Venus
Des étudiants jouaient à la balle devant une église. L'un d'entre eux, avait au doigt une bague, qu’une jeune fille lui avait donnée en témoignage de l'ardent amour qu'elle lui portait ; craignant que cette bague ne se brise sous les chocs répétés de la balle, il entra dans l'église à la recherche d'un endroit où la poser et la retrouver à la fin de la partie.
Entré dans l'église, il trouva devant lui une statue de la Vierge Marie; au premier regard, et saisi d'admiration devant sa beauté, il s’agenouilla et salua la Vierge avec dévotion, en disant : « Il est bien vrai que tu es la plus belle de toutes les femmes, plus belle même que celle qui m'a donné cette bague en gage de son amour. Ainsi je renonce à elle, et je décide de t’aimer et de te servir tellement que, à ton tour, tu me trouveras digne de ton amour... » Après ce serment, le garçon passa l'anneau au doigt de la statue, doigt qu’elle tenait dressé. L'anneau passé, comme si elle acceptait cet engagement et y ajoutait foi - miracle ! - la statue replia le doigt. A cette vue, le garçon, frappé de stupeur, appelle ceux qui se trouvent là et leur raconte les faits qui ont suivi sa salutation et les termes de son vœu : ils s’étonnent de cette aventure inattendue. Au récit de miracle, ils le poussaient à renoncer au monde et à accomplir si bien son vœu qu'il soit, comme il l’avait dit, le serviteur et l’amoureux de la mère de Dieu. Mais, piqué par l'aiguillon des richesses de ce monde, il écoutait de fort mauvais cœur leurs avis ; il se comporta en ingrat - peu de temps après, manquant à sa promesse, il ne craignit pas de se marier.

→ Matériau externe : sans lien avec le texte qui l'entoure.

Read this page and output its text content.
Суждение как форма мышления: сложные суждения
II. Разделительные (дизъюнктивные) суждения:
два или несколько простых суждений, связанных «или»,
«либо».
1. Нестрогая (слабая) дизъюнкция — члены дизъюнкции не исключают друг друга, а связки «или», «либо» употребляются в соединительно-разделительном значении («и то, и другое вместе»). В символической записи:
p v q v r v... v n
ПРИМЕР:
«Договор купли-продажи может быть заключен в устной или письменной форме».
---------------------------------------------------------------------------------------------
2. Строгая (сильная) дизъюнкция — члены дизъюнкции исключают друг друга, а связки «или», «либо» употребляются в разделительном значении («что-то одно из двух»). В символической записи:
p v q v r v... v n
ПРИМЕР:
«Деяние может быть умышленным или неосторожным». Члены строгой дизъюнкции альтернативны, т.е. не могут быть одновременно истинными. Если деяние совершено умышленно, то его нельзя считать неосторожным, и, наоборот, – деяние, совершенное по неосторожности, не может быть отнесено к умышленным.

Mais la nuit de ses noces, la Bienheureuse Vierge Marie lui apparut, comme si elle était couchée au milieu, entre lui et sa femme ; elle lui montrait son doigt orné de la bague et lui reprochait son infidélité. Brusquement réveillé, il cherchait à tâtons la statue autour de lui, et, ne la trouvant pas, il crut que c'était un rêve. A nouveau plongé dans le sommeil, il la vit se tenant près de lui: elle s'adressait à lui, pas avec douceur comme la première fois, mais en détournant le visage d’indignation et en le menaçant de punitions très dures pour son parjure, pleine de mépris à son égard. Réveillé, et terrifié par ces avertissements répétés, il abandonna tout ce qui faisait sa vie ; la nuit même, en secret, il partit dans le désert : là, il prit l’habit et vécut en moine ; tous les jours de sa vie, il servit, l'âme dévote, sa maîtresse et son amie.
Vincent de Beauvais.
Speculum Historiae. VII, 87 (Liber marialis).